X-Men 2: Clone Wars was met with mostly mixed reviews. GamePro remarked that the sound effects and music are a mixed bag, and criticized the two-player mode's tight scrolling, but praised the large sprites and the special abilities of the player characters. Electronic Gaming Monthly also complimented the characters' special abilities but criticized that the game is little different from the original X-Men and suffers from a number of weak points, and concluded that "the game never seems to come alive, despite a few cool (not to mention huge) bosses and challenging levels". GameFans Takahara found the graphics, cinematic intro, and the need to match each character's unique abilities to each stage to all be impressive, though he rated the music as "average". A reviewer for Next Generation remarked that the game has more playable characters, more complex moves, more levels, and more gameplay twists than the original X-Men, but is still no more than a rental title.

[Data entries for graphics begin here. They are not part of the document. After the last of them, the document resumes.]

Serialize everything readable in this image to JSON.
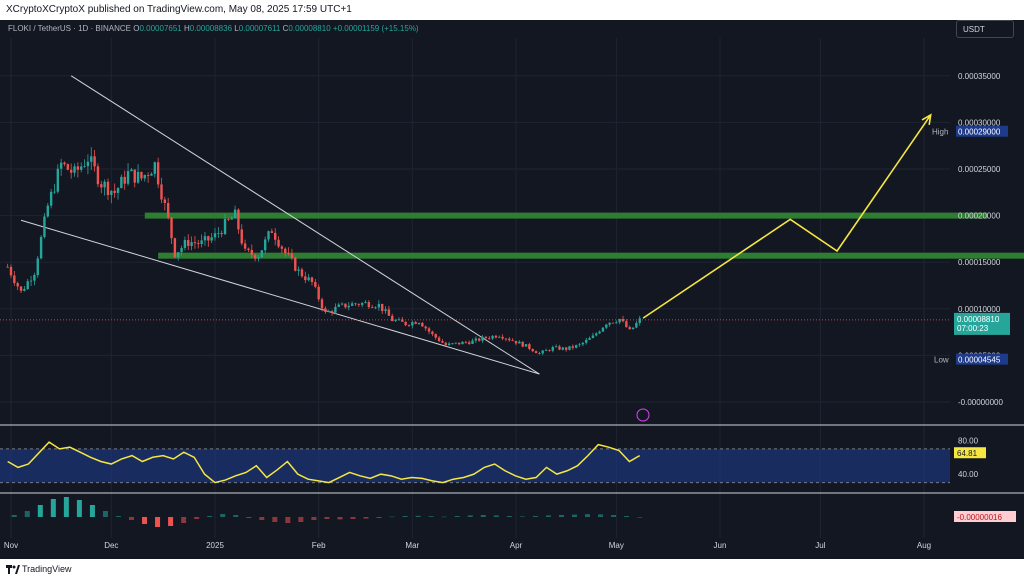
{
  "header": {
    "publisher_text": "XCryptoXCryptoX published on TradingView.com, May 08, 2025 17:59 UTC+1"
  },
  "symbol": {
    "name": "FLOKI / TetherUS · 1D · BINANCE",
    "open_label": "O",
    "open": "0.00007651",
    "high_label": "H",
    "high": "0.00008836",
    "low_label": "L",
    "low": "0.00007611",
    "close_label": "C",
    "close": "0.00008810",
    "change": "+0.00001159 (+15.15%)"
  },
  "currency_button": "USDT",
  "footer": {
    "brand": "TradingView"
  },
  "colors": {
    "background": "#131722",
    "up": "#26a69a",
    "down": "#ef5350",
    "zone": "#2e7d32",
    "projection": "#f5e642",
    "rsi_line": "#f5e642",
    "rsi_band": "#1e3a8a",
    "wedge": "#d1d4dc"
  },
  "chart_data": {
    "type": "candlestick",
    "title": "",
    "price_axis": {
      "ticks": [
        "0.00035000",
        "0.00030000",
        "0.00025000",
        "0.00020000",
        "0.00015000",
        "0.00010000",
        "0.00005000",
        "-0.00000000"
      ],
      "tick_values": [
        0.00035,
        0.0003,
        0.00025,
        0.0002,
        0.00015,
        0.0001,
        5e-05,
        0
      ]
    },
    "time_axis": {
      "ticks": [
        "Nov",
        "Dec",
        "2025",
        "Feb",
        "Mar",
        "Apr",
        "May",
        "Jun",
        "Jul",
        "Aug"
      ],
      "tick_dates": [
        "2024-11-01",
        "2024-12-01",
        "2025-01-01",
        "2025-02-01",
        "2025-03-01",
        "2025-04-01",
        "2025-05-01",
        "2025-06-01",
        "2025-07-01",
        "2025-08-01"
      ]
    },
    "markers": {
      "high_label": "High",
      "high_value": "0.00029000",
      "low_label": "Low",
      "low_value": "0.00004545",
      "last_price": "0.00008810",
      "countdown": "07:00:23"
    },
    "price_path": [
      [
        "2024-10-31",
        0.000145
      ],
      [
        "2024-11-04",
        0.000118
      ],
      [
        "2024-11-08",
        0.00014
      ],
      [
        "2024-11-12",
        0.00021
      ],
      [
        "2024-11-16",
        0.000255
      ],
      [
        "2024-11-20",
        0.000245
      ],
      [
        "2024-11-24",
        0.000262
      ],
      [
        "2024-11-28",
        0.000235
      ],
      [
        "2024-12-02",
        0.000225
      ],
      [
        "2024-12-06",
        0.000245
      ],
      [
        "2024-12-10",
        0.00024
      ],
      [
        "2024-12-14",
        0.000255
      ],
      [
        "2024-12-18",
        0.000195
      ],
      [
        "2024-12-20",
        0.00016
      ],
      [
        "2024-12-24",
        0.000172
      ],
      [
        "2024-12-28",
        0.00017
      ],
      [
        "2025-01-01",
        0.000178
      ],
      [
        "2025-01-04",
        0.00019
      ],
      [
        "2025-01-07",
        0.0002
      ],
      [
        "2025-01-10",
        0.00016
      ],
      [
        "2025-01-14",
        0.000158
      ],
      [
        "2025-01-18",
        0.000185
      ],
      [
        "2025-01-22",
        0.00016
      ],
      [
        "2025-01-26",
        0.00014
      ],
      [
        "2025-01-30",
        0.000128
      ],
      [
        "2025-02-03",
        9.5e-05
      ],
      [
        "2025-02-07",
        0.000102
      ],
      [
        "2025-02-11",
        0.000105
      ],
      [
        "2025-02-15",
        0.000106
      ],
      [
        "2025-02-19",
        0.000104
      ],
      [
        "2025-02-23",
        8.8e-05
      ],
      [
        "2025-02-27",
        8.4e-05
      ],
      [
        "2025-03-03",
        8.7e-05
      ],
      [
        "2025-03-07",
        7.2e-05
      ],
      [
        "2025-03-11",
        6.1e-05
      ],
      [
        "2025-03-15",
        6.3e-05
      ],
      [
        "2025-03-19",
        6.5e-05
      ],
      [
        "2025-03-23",
        6.9e-05
      ],
      [
        "2025-03-27",
        7.2e-05
      ],
      [
        "2025-03-31",
        6.6e-05
      ],
      [
        "2025-04-04",
        6e-05
      ],
      [
        "2025-04-08",
        5.2e-05
      ],
      [
        "2025-04-12",
        5.8e-05
      ],
      [
        "2025-04-16",
        5.7e-05
      ],
      [
        "2025-04-20",
        6.1e-05
      ],
      [
        "2025-04-24",
        7e-05
      ],
      [
        "2025-04-28",
        8.5e-05
      ],
      [
        "2025-05-02",
        8.9e-05
      ],
      [
        "2025-05-05",
        7.6e-05
      ],
      [
        "2025-05-08",
        8.8e-05
      ]
    ],
    "support_zones": [
      {
        "start": "2024-12-11",
        "end": "2025-08-20",
        "value": 0.0002
      },
      {
        "start": "2024-12-15",
        "end": "2025-08-31",
        "value": 0.000157
      }
    ],
    "wedge_lines": [
      [
        [
          "2024-11-19",
          0.00035
        ],
        [
          "2025-04-08",
          3e-05
        ]
      ],
      [
        [
          "2024-11-04",
          0.000195
        ],
        [
          "2025-04-08",
          3e-05
        ]
      ]
    ],
    "projection_path": [
      [
        "2025-05-09",
        9e-05
      ],
      [
        "2025-06-22",
        0.000196
      ],
      [
        "2025-07-06",
        0.000162
      ],
      [
        "2025-08-03",
        0.000308
      ]
    ],
    "rsi": {
      "upper_label": "80.00",
      "lower_label": "40.00",
      "current": "64.81",
      "band": [
        30,
        70
      ],
      "values": [
        55,
        48,
        52,
        65,
        78,
        70,
        72,
        66,
        60,
        55,
        52,
        58,
        62,
        55,
        60,
        62,
        58,
        66,
        60,
        40,
        30,
        33,
        38,
        42,
        50,
        36,
        45,
        55,
        40,
        34,
        32,
        30,
        36,
        42,
        38,
        35,
        40,
        38,
        34,
        36,
        35,
        32,
        30,
        34,
        36,
        40,
        48,
        52,
        44,
        38,
        34,
        36,
        48,
        40,
        44,
        50,
        62,
        75,
        72,
        68,
        55,
        62
      ]
    },
    "macd": {
      "current": "-0.00000016",
      "values": [
        0.1,
        0.3,
        0.6,
        0.9,
        1.0,
        0.85,
        0.6,
        0.3,
        0.05,
        -0.15,
        -0.35,
        -0.5,
        -0.45,
        -0.3,
        -0.1,
        0.05,
        0.15,
        0.1,
        -0.05,
        -0.15,
        -0.25,
        -0.3,
        -0.25,
        -0.15,
        -0.1,
        -0.12,
        -0.1,
        -0.08,
        -0.05,
        0.02,
        0.05,
        0.06,
        0.04,
        0.02,
        0.05,
        0.08,
        0.1,
        0.08,
        0.05,
        0.03,
        0.05,
        0.08,
        0.1,
        0.12,
        0.14,
        0.13,
        0.1,
        0.05,
        -0.02
      ]
    }
  }
}
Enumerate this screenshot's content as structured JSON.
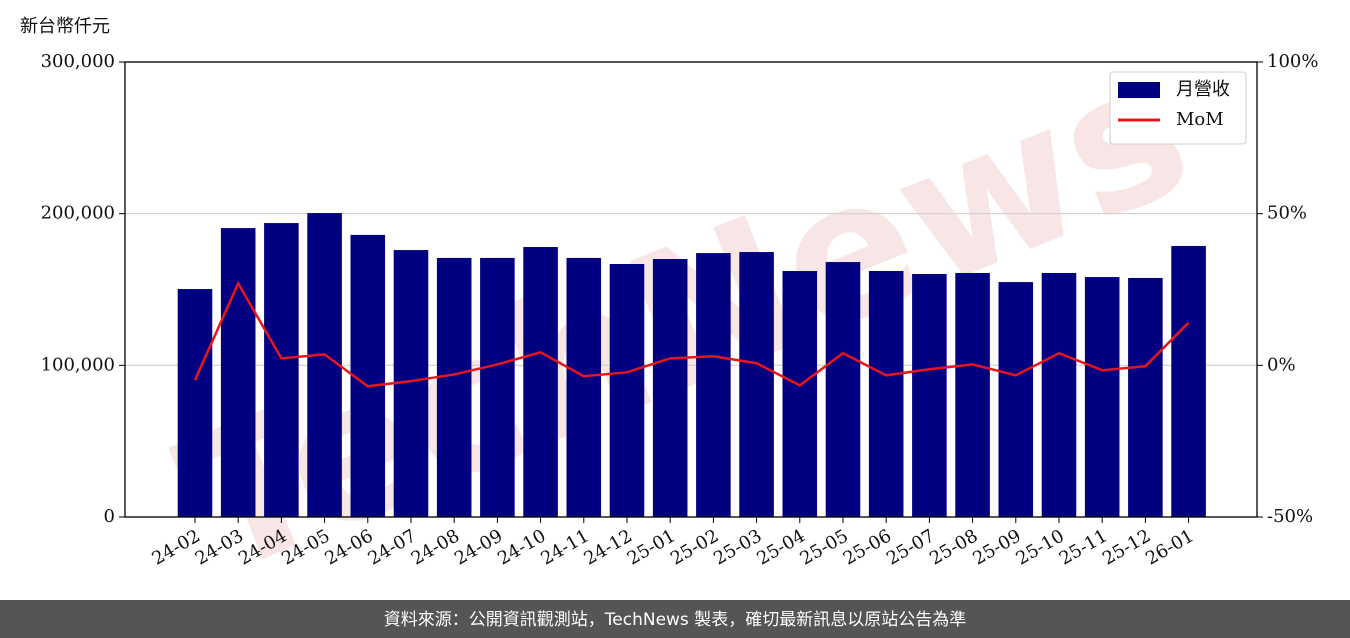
{
  "chart_data": {
    "type": "bar_line",
    "y_label": "新台幣仟元",
    "watermark": "TechNews",
    "source": "資料來源：公開資訊觀測站，TechNews 製表，確切最新訊息以原站公告為準",
    "categories": [
      "24-02",
      "24-03",
      "24-04",
      "24-05",
      "24-06",
      "24-07",
      "24-08",
      "24-09",
      "24-10",
      "24-11",
      "24-12",
      "25-01",
      "25-02",
      "25-03",
      "25-04",
      "25-05",
      "25-06",
      "25-07",
      "25-08",
      "25-09",
      "25-10",
      "25-11",
      "25-12",
      "26-01"
    ],
    "series": [
      {
        "name": "月營收",
        "type": "bar",
        "color": "#000080",
        "values": [
          150300,
          190500,
          193800,
          200400,
          186000,
          176000,
          170800,
          170800,
          178000,
          170800,
          166800,
          170100,
          174000,
          174700,
          162200,
          168100,
          162200,
          160200,
          160900,
          154900,
          160900,
          158200,
          157600,
          178700
        ]
      },
      {
        "name": "MoM",
        "type": "line",
        "axis": "y2",
        "color": "#e8161b",
        "values": [
          -4.9,
          27,
          2.3,
          3.6,
          -6.9,
          -5.2,
          -3,
          0.3,
          4.3,
          -3.6,
          -2.3,
          2.3,
          3,
          0.7,
          -6.6,
          4,
          -3.3,
          -1.3,
          0.3,
          -3.3,
          4,
          -1.6,
          -0.3,
          14.1
        ]
      }
    ],
    "ylim": [
      0,
      300000
    ],
    "yticks": [
      0,
      {
        "value": 100000,
        "label": "100,000"
      },
      {
        "value": 200000,
        "label": "200,000"
      },
      {
        "value": 300000,
        "label": "300,000"
      }
    ],
    "y2lim": [
      -50,
      100
    ],
    "y2ticks": [
      {
        "value": -50,
        "label": "-50%"
      },
      {
        "value": 0,
        "label": "0%"
      },
      {
        "value": 50,
        "label": "50%"
      },
      {
        "value": 100,
        "label": "100%"
      }
    ],
    "grid": true,
    "legend": "upper right"
  }
}
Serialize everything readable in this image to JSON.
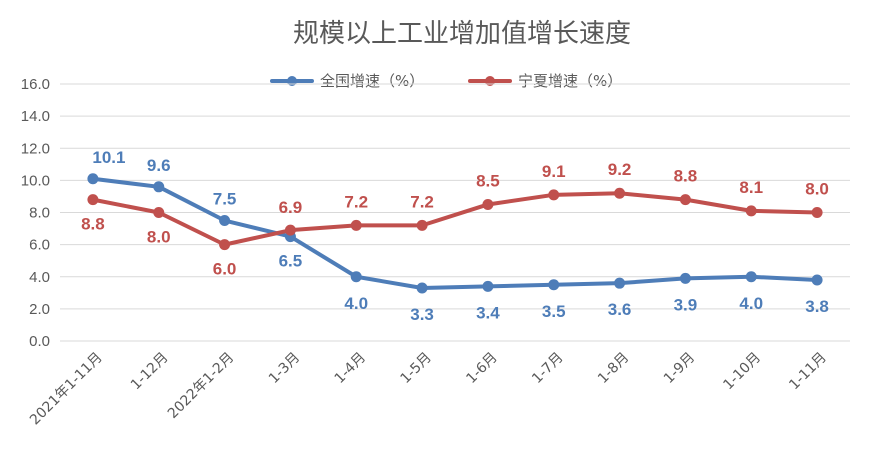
{
  "chart_data": {
    "type": "line",
    "title": "规模以上工业增加值增长速度",
    "categories": [
      "2021年1-11月",
      "1-12月",
      "2022年1-2月",
      "1-3月",
      "1-4月",
      "1-5月",
      "1-6月",
      "1-7月",
      "1-8月",
      "1-9月",
      "1-10月",
      "1-11月"
    ],
    "series": [
      {
        "name": "全国增速（%）",
        "color": "#4E7DB8",
        "values": [
          10.1,
          9.6,
          7.5,
          6.5,
          4.0,
          3.3,
          3.4,
          3.5,
          3.6,
          3.9,
          4.0,
          3.8
        ],
        "labels": [
          "10.1",
          "9.6",
          "7.5",
          "6.5",
          "4.0",
          "3.3",
          "3.4",
          "3.5",
          "3.6",
          "3.9",
          "4.0",
          "3.8"
        ]
      },
      {
        "name": "宁夏增速（%）",
        "color": "#C0504D",
        "values": [
          8.8,
          8.0,
          6.0,
          6.9,
          7.2,
          7.2,
          8.5,
          9.1,
          9.2,
          8.8,
          8.1,
          8.0
        ],
        "labels": [
          "8.8",
          "8.0",
          "6.0",
          "6.9",
          "7.2",
          "7.2",
          "8.5",
          "9.1",
          "9.2",
          "8.8",
          "8.1",
          "8.0"
        ]
      }
    ],
    "ylim": [
      0,
      16
    ],
    "yticks": [
      "0.0",
      "2.0",
      "4.0",
      "6.0",
      "8.0",
      "10.0",
      "12.0",
      "14.0",
      "16.0"
    ],
    "grid": true,
    "legend": "top"
  }
}
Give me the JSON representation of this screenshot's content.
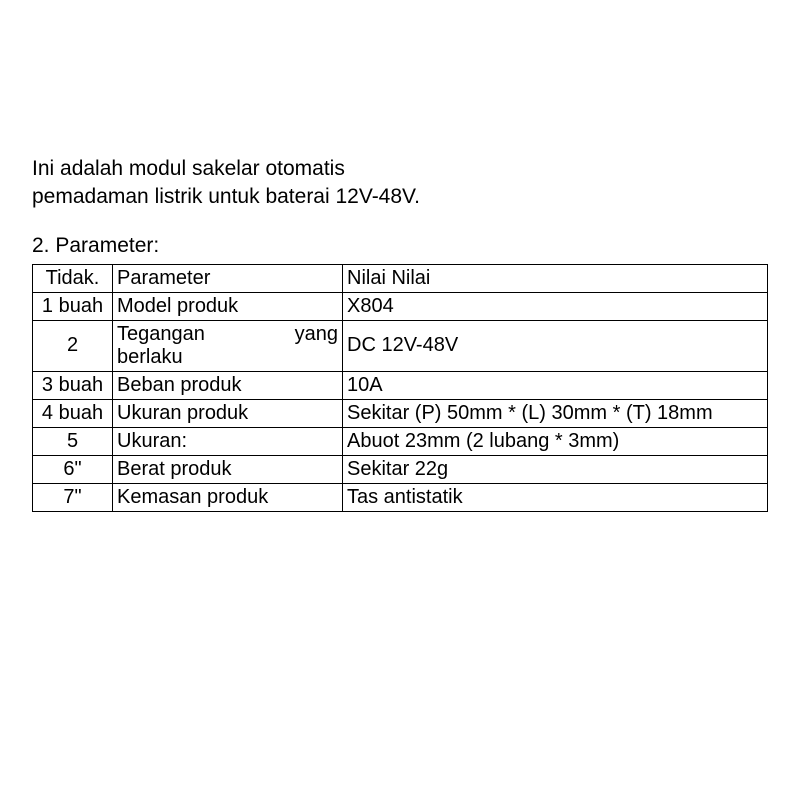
{
  "description": "Ini adalah modul sakelar otomatis pemadaman listrik untuk baterai 12V-48V.",
  "section_title": "2. Parameter:",
  "table": {
    "headers": {
      "no": "Tidak.",
      "param": "Parameter",
      "value": "Nilai Nilai"
    },
    "rows": [
      {
        "no": "1 buah",
        "param": "Model produk",
        "value": "X804",
        "justify": false
      },
      {
        "no": "2",
        "param_left": "Tegangan berlaku",
        "param_right": "yang",
        "value": "DC 12V-48V",
        "justify": true
      },
      {
        "no": "3 buah",
        "param": "Beban produk",
        "value": "10A",
        "justify": false
      },
      {
        "no": "4 buah",
        "param": "Ukuran produk",
        "value": "Sekitar (P) 50mm * (L) 30mm * (T) 18mm",
        "justify": false
      },
      {
        "no": "5",
        "param": "Ukuran:",
        "value": "Abuot 23mm (2 lubang * 3mm)",
        "justify": false
      },
      {
        "no": "6\"",
        "param": "Berat produk",
        "value": "Sekitar 22g",
        "justify": false
      },
      {
        "no": "7\"",
        "param": "Kemasan produk",
        "value": "Tas antistatik",
        "justify": false
      }
    ]
  },
  "styling": {
    "background_color": "#ffffff",
    "text_color": "#000000",
    "border_color": "#000000",
    "font_family": "Arial, Helvetica, sans-serif",
    "description_fontsize": 21,
    "section_title_fontsize": 21,
    "table_fontsize": 20,
    "col_widths": {
      "no": 80,
      "param": 230
    }
  }
}
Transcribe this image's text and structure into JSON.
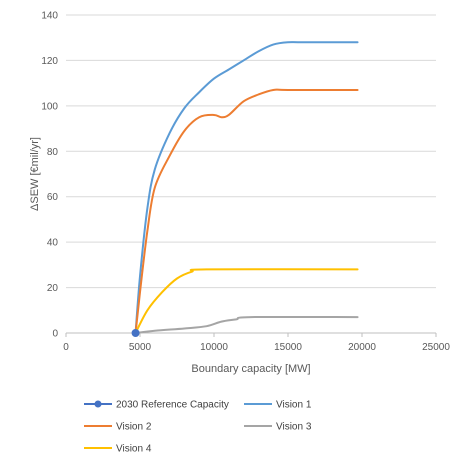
{
  "chart_data": {
    "type": "line",
    "title": "",
    "xlabel": "Boundary capacity [MW]",
    "ylabel": "ΔSEW [€mil/yr]",
    "xlim": [
      0,
      25000
    ],
    "ylim": [
      0,
      140
    ],
    "x_ticks": [
      0,
      5000,
      10000,
      15000,
      20000,
      25000
    ],
    "y_ticks": [
      0,
      20,
      40,
      60,
      80,
      100,
      120,
      140
    ],
    "x_tick_labels": [
      "0",
      "5000",
      "10000",
      "15000",
      "20000",
      "25000"
    ],
    "y_tick_labels": [
      "0",
      "20",
      "40",
      "60",
      "80",
      "100",
      "120",
      "140"
    ],
    "grid": "horizontal",
    "legend_position": "bottom",
    "series": [
      {
        "name": "2030 Reference Capacity",
        "kind": "marker",
        "color": "#4472C4",
        "points": [
          [
            4700,
            0
          ]
        ]
      },
      {
        "name": "Vision 1",
        "kind": "line",
        "color": "#5B9BD5",
        "points": [
          [
            4700,
            0
          ],
          [
            5000,
            25
          ],
          [
            5500,
            55
          ],
          [
            6000,
            72
          ],
          [
            7000,
            88
          ],
          [
            8000,
            99
          ],
          [
            9000,
            106
          ],
          [
            10000,
            112
          ],
          [
            11000,
            116
          ],
          [
            12000,
            120
          ],
          [
            13000,
            124
          ],
          [
            14000,
            127
          ],
          [
            15000,
            128
          ],
          [
            16000,
            128
          ],
          [
            19700,
            128
          ]
        ]
      },
      {
        "name": "Vision 2",
        "kind": "line",
        "color": "#ED7D31",
        "points": [
          [
            4700,
            0
          ],
          [
            5000,
            18
          ],
          [
            5500,
            45
          ],
          [
            6000,
            64
          ],
          [
            7000,
            78
          ],
          [
            8000,
            89
          ],
          [
            9000,
            95
          ],
          [
            10000,
            96
          ],
          [
            10500,
            95
          ],
          [
            11000,
            96
          ],
          [
            12000,
            102
          ],
          [
            13000,
            105
          ],
          [
            14000,
            107
          ],
          [
            15000,
            107
          ],
          [
            19700,
            107
          ]
        ]
      },
      {
        "name": "Vision 3",
        "kind": "line",
        "color": "#A5A5A5",
        "points": [
          [
            4700,
            0
          ],
          [
            6000,
            1
          ],
          [
            8000,
            2
          ],
          [
            9500,
            3
          ],
          [
            10500,
            5
          ],
          [
            11500,
            6
          ],
          [
            12500,
            7
          ],
          [
            19700,
            7
          ]
        ]
      },
      {
        "name": "Vision 4",
        "kind": "line",
        "color": "#FFC000",
        "points": [
          [
            4700,
            0
          ],
          [
            5500,
            10
          ],
          [
            6500,
            18
          ],
          [
            7500,
            24
          ],
          [
            8500,
            27
          ],
          [
            9500,
            28
          ],
          [
            19700,
            28
          ]
        ]
      }
    ]
  },
  "legend": {
    "items": [
      {
        "label": "2030 Reference Capacity",
        "color": "#4472C4",
        "kind": "marker"
      },
      {
        "label": "Vision 1",
        "color": "#5B9BD5",
        "kind": "line"
      },
      {
        "label": "Vision 2",
        "color": "#ED7D31",
        "kind": "line"
      },
      {
        "label": "Vision 3",
        "color": "#A5A5A5",
        "kind": "line"
      },
      {
        "label": "Vision 4",
        "color": "#FFC000",
        "kind": "line"
      }
    ]
  }
}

According to a retrospective review in GameFan, "in short, Clone Wars is everything Uncanny X-Men was not: nice to look at with its well-animated 16-bit characters and multi-layer backgrounds, easy to pick up and play thanks to good controls and an easily understood interface; a story that is fine for one player but more fun with two", adding, X-Men "ranks among the best comic book games produced in the era". Complex ranked X-Men 2 as the 18th best game on the Sega Genesis, adding that "the game achieved the rarely seen balanced gaming". It was also ranked as the 20th top Genesis game by ScrewAttack, who noted it for having in their opinion the best soundtrack on the system. X-Men 2 placed 19th on the 2013 list of best Marvel video games by Geek Magazine, who stated that "the soundtrack was just as good as Mutant Apocalypse, and each stage was ripe with cool nods to the comics".

Aggregate score
| Aggregator | Score |
|---|---|
| GameRankings | 70.00% |

Review scores
| Publication | Score |
|---|---|
| AllGame | 4/5 |
| Electronic Gaming Monthly | 6.8/10 |
| Next Generation | 2/5 |
| Game Players | 76% |
| Mean Machines Sega | 87% |
| Mega Force | 86% |
| Player One | 89% |
| VideoGames | 8/10 |

==X-Women==

A sequel featuring only the female members of the X-Men had been in development by Sega for the same platform, and was due out in early 1997, but was cancelled.